Die Interpretationen, durch die hindurch wir die Wirklichkeit wahrnehmen und einschätzen, sind vielfältig bedingt: durch unsere genetische Disposition, durch das unmittelbare Milieu, in dem wir aufgewachsen sind, durch unsere Erfahrungen, also die unzähligen Traumata, die Eindrücke des Glücks oder des Leids in uns hinterlassen haben. Linguistic turn und cultural turn in den Geisteswissenschaften des 20. Jahrhunderts haben uns darauf aufmerksam gemacht, wie stark unsere Vernünftigkeiten abhängig sind vom kulturellen Kontext und von der Sprache, in denen uns Wirklichkeit vermittelt wird. Besonders unangenehm ist uns die Entdeckung des Unbewussten durch die Psychoanalyse. Insgesamt scheint es angesichts dieser Vorbedingungen geradezu lächerlich, von Freiheit im Denken und Handeln zu sprechen - was ja unmittelbar auch unsere Vorstellung möglicher Macht über die Wirklichkeit in Frage stellt. Dazu wird noch manches zu formulieren sein.

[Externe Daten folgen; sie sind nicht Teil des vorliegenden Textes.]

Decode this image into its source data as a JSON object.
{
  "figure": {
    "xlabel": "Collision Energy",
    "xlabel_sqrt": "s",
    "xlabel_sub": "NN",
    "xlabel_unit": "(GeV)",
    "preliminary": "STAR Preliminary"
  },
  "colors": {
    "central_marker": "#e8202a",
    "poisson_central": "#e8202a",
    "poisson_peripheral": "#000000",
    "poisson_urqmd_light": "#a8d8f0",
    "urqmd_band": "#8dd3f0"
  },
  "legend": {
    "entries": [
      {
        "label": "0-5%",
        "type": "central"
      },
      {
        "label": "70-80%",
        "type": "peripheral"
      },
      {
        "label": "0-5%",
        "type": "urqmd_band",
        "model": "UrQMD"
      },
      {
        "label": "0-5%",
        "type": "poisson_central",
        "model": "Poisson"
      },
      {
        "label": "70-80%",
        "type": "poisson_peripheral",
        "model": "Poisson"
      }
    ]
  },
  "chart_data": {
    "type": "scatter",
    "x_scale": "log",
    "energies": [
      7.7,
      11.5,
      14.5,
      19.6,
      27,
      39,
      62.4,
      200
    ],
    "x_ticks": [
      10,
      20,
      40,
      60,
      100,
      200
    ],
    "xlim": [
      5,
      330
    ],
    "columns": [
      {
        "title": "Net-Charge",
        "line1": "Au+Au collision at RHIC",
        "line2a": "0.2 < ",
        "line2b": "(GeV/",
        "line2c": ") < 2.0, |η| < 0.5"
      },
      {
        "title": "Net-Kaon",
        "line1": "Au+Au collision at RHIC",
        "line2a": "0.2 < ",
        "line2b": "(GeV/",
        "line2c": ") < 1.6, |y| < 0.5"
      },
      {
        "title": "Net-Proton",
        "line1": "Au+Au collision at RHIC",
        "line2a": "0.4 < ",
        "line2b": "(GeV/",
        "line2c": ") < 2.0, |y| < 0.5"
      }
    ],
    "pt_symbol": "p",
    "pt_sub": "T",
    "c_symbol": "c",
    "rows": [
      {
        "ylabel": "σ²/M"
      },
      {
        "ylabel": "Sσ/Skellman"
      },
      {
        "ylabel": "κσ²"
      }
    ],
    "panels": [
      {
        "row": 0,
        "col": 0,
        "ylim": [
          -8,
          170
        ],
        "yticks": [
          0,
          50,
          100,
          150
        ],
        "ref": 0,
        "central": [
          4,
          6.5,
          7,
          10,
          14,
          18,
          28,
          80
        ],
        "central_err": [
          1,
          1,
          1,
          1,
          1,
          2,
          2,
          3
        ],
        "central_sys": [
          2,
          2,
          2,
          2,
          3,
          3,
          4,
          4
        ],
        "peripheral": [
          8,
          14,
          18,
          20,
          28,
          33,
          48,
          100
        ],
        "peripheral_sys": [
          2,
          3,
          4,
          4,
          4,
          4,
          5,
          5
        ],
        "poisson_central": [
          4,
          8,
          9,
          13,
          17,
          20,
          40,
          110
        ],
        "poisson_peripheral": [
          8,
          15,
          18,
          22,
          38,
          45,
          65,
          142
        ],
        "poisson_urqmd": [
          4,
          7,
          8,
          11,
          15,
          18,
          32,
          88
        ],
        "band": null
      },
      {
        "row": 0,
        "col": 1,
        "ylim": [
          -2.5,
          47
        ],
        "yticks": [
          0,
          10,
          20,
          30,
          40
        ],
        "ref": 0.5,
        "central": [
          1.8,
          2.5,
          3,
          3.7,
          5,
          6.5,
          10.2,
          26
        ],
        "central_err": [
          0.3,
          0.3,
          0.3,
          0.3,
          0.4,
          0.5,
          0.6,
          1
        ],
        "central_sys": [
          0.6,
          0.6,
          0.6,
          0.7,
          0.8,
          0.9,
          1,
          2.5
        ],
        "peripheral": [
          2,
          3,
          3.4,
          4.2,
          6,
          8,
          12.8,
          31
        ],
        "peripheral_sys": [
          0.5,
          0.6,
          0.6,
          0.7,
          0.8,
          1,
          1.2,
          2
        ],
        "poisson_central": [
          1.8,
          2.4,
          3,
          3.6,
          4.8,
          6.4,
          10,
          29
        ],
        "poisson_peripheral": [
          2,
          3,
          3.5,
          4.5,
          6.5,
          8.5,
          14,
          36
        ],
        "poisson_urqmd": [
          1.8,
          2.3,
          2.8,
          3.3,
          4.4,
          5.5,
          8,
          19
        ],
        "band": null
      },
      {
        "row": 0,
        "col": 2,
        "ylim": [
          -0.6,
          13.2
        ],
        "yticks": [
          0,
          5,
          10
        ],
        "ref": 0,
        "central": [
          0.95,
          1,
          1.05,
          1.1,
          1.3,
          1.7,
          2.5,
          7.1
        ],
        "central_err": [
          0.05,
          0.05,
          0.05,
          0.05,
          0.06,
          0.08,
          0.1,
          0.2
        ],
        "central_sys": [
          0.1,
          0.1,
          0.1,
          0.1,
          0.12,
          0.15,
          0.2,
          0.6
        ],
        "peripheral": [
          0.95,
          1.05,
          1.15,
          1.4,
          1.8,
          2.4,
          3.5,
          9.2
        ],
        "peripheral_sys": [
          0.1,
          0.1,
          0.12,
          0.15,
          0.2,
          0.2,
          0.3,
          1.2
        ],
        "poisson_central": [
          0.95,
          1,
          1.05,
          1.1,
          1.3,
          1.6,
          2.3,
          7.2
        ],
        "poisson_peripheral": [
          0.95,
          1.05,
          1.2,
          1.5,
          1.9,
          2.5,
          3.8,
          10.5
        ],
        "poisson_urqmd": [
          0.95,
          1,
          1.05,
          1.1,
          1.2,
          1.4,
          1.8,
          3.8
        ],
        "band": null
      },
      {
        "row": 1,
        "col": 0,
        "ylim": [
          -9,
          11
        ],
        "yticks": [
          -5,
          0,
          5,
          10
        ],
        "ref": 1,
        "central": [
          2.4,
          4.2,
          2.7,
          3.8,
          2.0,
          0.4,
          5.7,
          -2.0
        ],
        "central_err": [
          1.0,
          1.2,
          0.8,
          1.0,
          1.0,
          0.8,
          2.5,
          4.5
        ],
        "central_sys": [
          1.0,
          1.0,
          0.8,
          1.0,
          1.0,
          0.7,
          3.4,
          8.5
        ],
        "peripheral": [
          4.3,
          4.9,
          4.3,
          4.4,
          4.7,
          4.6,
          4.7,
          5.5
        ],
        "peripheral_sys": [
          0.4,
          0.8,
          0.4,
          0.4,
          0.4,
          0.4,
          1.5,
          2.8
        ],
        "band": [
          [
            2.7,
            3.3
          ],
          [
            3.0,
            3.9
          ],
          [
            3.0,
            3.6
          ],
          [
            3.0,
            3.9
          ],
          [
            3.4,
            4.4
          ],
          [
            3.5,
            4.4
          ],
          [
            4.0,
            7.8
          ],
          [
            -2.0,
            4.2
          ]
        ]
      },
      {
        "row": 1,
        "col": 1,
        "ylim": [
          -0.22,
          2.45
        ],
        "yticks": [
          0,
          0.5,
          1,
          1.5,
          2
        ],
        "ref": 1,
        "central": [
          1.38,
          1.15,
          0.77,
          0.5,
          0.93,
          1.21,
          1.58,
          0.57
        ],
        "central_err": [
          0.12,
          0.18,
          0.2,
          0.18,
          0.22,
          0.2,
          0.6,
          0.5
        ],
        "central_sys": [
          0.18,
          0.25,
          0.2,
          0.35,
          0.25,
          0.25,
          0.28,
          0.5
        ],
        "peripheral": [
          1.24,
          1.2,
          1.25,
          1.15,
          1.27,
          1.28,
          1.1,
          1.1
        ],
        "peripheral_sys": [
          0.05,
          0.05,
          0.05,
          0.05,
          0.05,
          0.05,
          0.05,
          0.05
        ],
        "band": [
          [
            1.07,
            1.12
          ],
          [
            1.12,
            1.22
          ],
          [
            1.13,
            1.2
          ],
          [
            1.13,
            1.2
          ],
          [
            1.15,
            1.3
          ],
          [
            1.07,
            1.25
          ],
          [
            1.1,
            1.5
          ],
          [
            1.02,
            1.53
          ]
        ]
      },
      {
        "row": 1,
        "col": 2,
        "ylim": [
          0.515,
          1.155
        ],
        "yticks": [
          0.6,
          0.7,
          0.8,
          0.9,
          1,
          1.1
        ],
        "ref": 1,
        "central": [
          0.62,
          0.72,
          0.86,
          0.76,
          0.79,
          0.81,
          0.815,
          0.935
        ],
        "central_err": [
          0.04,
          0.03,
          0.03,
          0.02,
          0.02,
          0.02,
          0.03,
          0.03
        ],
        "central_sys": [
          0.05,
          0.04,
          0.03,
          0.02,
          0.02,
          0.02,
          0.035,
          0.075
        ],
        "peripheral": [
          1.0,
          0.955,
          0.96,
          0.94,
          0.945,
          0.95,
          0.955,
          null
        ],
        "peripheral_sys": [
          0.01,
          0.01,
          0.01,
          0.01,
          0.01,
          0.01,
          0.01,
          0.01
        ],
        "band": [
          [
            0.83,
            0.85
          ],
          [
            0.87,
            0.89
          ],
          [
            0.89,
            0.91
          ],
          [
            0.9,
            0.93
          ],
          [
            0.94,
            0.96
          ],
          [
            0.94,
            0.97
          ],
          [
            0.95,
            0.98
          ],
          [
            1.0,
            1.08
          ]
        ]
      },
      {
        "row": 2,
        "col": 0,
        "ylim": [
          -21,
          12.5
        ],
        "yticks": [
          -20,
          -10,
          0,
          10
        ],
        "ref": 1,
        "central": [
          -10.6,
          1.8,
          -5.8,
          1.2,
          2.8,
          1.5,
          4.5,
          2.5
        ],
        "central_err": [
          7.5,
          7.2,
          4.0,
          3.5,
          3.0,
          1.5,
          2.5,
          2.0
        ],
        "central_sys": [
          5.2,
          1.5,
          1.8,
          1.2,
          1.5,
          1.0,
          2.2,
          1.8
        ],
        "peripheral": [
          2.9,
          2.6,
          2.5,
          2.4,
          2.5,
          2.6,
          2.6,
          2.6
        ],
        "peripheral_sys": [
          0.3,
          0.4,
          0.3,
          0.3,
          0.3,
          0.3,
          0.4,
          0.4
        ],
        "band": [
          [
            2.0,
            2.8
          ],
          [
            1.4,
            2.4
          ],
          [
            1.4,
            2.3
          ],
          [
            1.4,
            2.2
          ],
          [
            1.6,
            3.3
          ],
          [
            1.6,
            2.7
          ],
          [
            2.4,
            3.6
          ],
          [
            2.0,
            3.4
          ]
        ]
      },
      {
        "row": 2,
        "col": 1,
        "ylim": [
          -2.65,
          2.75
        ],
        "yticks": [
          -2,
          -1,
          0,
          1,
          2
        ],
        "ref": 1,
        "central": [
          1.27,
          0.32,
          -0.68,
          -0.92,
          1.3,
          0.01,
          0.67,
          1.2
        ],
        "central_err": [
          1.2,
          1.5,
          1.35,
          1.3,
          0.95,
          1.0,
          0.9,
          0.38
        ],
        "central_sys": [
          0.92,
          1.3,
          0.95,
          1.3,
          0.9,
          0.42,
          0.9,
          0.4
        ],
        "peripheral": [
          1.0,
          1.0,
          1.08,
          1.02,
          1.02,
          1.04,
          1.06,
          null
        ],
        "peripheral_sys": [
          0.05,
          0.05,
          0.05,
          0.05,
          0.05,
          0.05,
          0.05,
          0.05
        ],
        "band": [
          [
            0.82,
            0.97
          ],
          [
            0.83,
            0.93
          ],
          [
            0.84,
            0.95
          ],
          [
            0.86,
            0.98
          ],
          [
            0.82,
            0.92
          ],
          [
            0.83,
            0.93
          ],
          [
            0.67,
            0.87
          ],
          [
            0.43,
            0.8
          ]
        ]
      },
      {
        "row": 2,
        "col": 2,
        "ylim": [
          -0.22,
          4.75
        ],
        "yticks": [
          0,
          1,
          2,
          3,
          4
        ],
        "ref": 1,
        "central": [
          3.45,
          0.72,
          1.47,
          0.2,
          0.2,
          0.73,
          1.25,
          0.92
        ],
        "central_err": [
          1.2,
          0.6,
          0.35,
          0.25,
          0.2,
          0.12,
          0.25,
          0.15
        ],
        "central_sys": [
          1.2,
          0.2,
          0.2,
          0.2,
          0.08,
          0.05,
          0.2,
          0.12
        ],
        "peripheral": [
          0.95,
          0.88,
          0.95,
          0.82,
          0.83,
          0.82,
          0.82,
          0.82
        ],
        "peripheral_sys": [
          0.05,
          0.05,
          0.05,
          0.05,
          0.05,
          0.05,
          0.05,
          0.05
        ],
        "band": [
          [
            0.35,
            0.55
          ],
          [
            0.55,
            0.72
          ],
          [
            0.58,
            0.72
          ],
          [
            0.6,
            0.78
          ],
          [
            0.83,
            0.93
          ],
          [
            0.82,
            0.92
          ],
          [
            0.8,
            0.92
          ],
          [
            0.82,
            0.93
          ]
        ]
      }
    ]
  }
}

Unter den verschiedenen Wirklichkeitsinterpreten lassen sich drei Typen ausmachen: die Pessimisten, die Realisten und die Optimisten. Von jedem dieser drei Typen gibt es jeweils eine eher aktive und eine eher passive Erscheinungsform. Der Pessimist erwartet immer den schlechtesten Verlauf der Dinge, wobei der passive Pessimist zum Rückzug, der aktive Pessimist zum Lamento neigt. Der Optimist sieht immer goldene Wirklichkeiten auf sich zukommen. Dabei hängt sich der passive Optimist an mystisch-esoterische Kalendersprüche, der aktive Optimist krempelt gerne die Ärmel hoch. Realisten dagegen behaupten, sie hätten gar kein spezifisches Bild von Wirklichkeit, sondern würden die Wirklichkeit ganz nüchtern so nehmen, wie sie ist. Der passive Realist mogelt sich gerne durch, der aktive Realist greift auch schon mal zur Waffe. Jeder dieser Typen steht für eine je eigene Wahrheit, jeder dieser Typen kann aber auch fürchterlich nervtötend sein. Wenn ein passiver Pessimist und ein aktiver Optimist aufeinander treffen, dann brennt die Luft. Besonders problematisch ist jedoch, dass diese Zugänge zur Wirklichkeit sämtlich gefährlich werden können - nämlich dann, wenn sie Handlungen auslösen, die alles andere als hilfreich sind, oder wenn sie genau das verhindern, was notwendig wäre.
Ob wir nun Pessimisten, Realisten oder Optimisten sind - letztlich verbirgt sich hinter unseren verschiedenen Weisen, die Welt zu deuten und uns in ihr zu verhalten, wohl vor allem eines: Angst. Angst davor, die Wirklichkeit könnte sich unserer Macht entziehen. Vor dieser Angst fliehen wir in den Schutzraum unserer Interpretationen.